L’écrivain franco-algérien revient sur sa détention en Algérie et se réapproprie son histoire, à découvrir en librairie dès le 2 juin 2026.
Introduction
Deux ans après Vivre : le compte à rebours (Gallimard), l’écrivain emblématique Boualem Sansal est de retour en librairie avec un texte très personnel, intitulé La légende, publié aux éditions Grasset ce 2 juin 2026. Le lauréat du grand prix du roman de l’Académie française en 2015 pour 2084 : la fin du monde revient sur sa récente captivité en Algérie et sa libération.
En 2024, Boualem Sansal est arrêté à la sortie d’un avion à Alger et placé sous mandat de dépôt dans une unité pénitentiaire. Une procédure judiciaire est ouverte pour « atteinte à l’unité nationale », pour des déclarations faites dans la presse concernant le Maroc et la colonisation de l’Algérie.
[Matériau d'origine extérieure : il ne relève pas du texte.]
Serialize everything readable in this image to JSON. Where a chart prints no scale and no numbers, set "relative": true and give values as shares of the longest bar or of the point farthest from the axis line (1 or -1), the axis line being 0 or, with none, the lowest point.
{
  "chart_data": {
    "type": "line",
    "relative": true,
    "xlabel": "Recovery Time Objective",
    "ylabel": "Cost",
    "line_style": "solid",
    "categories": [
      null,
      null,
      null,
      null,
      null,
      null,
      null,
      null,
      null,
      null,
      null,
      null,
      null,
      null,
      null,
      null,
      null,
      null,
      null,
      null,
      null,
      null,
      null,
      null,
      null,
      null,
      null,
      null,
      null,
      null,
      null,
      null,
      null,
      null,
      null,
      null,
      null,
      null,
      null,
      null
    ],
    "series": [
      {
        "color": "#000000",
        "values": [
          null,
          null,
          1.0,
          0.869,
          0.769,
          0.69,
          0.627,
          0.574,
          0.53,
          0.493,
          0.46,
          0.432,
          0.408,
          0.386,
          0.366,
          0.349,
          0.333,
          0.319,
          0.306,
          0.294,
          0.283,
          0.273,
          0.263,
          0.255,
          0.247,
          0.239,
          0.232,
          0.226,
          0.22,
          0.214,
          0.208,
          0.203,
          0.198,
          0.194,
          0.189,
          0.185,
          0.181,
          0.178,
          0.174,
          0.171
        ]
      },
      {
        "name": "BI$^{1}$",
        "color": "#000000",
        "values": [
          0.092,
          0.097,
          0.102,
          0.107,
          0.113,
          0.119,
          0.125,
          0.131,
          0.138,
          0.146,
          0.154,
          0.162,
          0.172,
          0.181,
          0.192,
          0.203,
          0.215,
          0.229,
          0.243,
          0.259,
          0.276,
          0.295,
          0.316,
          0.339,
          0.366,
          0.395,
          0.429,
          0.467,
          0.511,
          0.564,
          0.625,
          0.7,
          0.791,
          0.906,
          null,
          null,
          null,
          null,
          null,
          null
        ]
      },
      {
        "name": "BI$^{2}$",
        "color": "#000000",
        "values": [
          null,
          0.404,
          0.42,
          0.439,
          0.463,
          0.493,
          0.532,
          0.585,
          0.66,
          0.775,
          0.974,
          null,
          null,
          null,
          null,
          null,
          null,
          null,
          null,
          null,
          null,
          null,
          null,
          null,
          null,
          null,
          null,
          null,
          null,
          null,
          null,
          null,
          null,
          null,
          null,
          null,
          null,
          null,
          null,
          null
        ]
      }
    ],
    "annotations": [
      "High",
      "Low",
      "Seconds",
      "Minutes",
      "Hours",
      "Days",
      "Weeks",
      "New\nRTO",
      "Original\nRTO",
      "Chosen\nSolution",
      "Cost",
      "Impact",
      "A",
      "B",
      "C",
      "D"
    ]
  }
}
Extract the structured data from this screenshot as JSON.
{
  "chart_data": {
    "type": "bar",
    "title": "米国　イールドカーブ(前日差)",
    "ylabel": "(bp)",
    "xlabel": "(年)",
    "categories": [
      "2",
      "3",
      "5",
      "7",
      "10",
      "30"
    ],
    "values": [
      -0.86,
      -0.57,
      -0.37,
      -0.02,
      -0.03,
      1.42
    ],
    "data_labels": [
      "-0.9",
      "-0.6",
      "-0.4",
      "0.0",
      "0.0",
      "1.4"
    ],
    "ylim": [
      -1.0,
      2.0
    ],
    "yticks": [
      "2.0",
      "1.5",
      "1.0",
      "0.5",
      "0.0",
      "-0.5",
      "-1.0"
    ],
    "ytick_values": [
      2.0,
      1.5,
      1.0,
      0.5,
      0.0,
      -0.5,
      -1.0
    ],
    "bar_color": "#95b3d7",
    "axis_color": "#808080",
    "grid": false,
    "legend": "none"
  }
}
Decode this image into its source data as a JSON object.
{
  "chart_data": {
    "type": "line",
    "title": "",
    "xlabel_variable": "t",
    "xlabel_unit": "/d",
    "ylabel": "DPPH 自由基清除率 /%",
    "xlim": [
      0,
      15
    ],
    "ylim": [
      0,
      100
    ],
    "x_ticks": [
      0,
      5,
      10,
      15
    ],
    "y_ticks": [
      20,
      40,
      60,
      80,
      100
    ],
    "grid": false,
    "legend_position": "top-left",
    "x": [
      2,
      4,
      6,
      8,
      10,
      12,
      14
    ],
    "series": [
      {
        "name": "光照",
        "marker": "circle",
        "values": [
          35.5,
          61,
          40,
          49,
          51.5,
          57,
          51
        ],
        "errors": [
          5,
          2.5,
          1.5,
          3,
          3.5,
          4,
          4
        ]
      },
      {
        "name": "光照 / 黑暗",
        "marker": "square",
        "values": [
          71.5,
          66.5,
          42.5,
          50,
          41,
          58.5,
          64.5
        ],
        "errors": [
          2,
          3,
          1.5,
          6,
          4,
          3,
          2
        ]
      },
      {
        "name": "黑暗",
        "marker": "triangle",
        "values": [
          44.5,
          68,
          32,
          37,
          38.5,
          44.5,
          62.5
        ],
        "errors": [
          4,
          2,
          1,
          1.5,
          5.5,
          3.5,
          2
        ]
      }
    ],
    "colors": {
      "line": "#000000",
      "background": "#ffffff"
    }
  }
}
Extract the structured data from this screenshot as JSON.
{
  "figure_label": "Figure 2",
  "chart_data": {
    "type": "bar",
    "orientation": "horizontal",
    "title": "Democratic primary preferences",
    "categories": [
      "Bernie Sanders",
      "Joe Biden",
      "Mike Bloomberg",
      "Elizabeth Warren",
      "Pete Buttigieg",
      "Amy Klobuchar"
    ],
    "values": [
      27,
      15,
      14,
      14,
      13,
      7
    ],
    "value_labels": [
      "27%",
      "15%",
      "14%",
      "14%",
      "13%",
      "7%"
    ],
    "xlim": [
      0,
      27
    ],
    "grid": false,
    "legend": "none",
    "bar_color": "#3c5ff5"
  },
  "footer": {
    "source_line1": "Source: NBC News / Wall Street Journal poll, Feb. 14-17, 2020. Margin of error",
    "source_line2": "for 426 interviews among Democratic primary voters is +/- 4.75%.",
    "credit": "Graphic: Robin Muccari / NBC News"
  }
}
L’affaire fait grand bruit, surtout lorsque l’avocat de Boualem Sansal ne parvient pas à se rendre à Alger, faute de visa accordé. L’écrivain se défend seul à son procès et évoque la liberté d’expression. Condamné en première instance et en appel à cinq ans de prison ferme, Boualem Sansal est gracié et libéré par le président Abdelmadjid Tebboune en novembre 2025.
Le livre La légende revient sur cette épreuve, mais aussi sur l’appropriation de son histoire par le public, la presse et les différents groupes politiques. Boualem Sansal reprend son récit, retrouve sa propre voix et exprime sa vérité et son ressenti dans ce livre authentique et personnel.
La légende a une place particulière dans la bibliographie de l’écrivain, d’autant plus qu’il quitte sa maison d’édition traditionnelle, Gallimard, pour rejoindre Grasset.
La polémique autour de Grasset
Lors d’une interview exclusive donnée à France Inter, l’écrivain est ainsi revenu sur la polémique entourant la maison d’édition Grasset. Le 14 avril dernier, Olivier Nora, patron des éditions Grasset depuis l’an 2000 est limogé sur demande de Vincent Bolloré, nouveau propriétaire d’Hachette Livre (dont Grasset est une filiale) depuis 2023.
Dans la foulée de ce licenciement, plusieurs auteurs, dont Sorj Chalandon, Bernard-Henri Lévy, Vanessa Springora ou encore Virginie Despentes et Gaël Faye ont fait savoir leur inquiétude concernant de la direction prise par Vincent Bolloré pour le groupe, à l’image de la tribune signée par les acteurs et actrices contre Canal+ pendant le Festival de Cannes.
Boualem Sansal est ainsi revenu sur cette affaire, et avoue ne pas comprendre cet élan soudain. « Ils savent que Bolloré est patron de Grasset depuis quatre ans. Pourquoi ils ne sont pas partis il y a quatre ans ? Pourquoi maintenant ? » questionne ainsi l’écrivain au micro de France Inter.
Concernant l’éviction d’Olivier Nora, l’auteur partage aussi son scepticisme : « Est-ce que je vais remettre ma vie comme écrivain à la présence de Nora chez Grasset ? Non. C’est normal, l’entreprise change de patron, pourquoi pas. Cela aurait pu être quelqu’un d’autre… ça m’a interpellé ». Boualem Sansal a rejoint le groupe Grasset il y a peu, après avoir décidé de quitter Gallimard pour des raisons politiques, techniques et financières. La légende est donc attendu aux éditions Grasset dès le 2 juin, et Boualem Sansal ne cache pas l’avance exceptionnelle qu’il aurait reçu de la part du groupe : 1 million d’euros.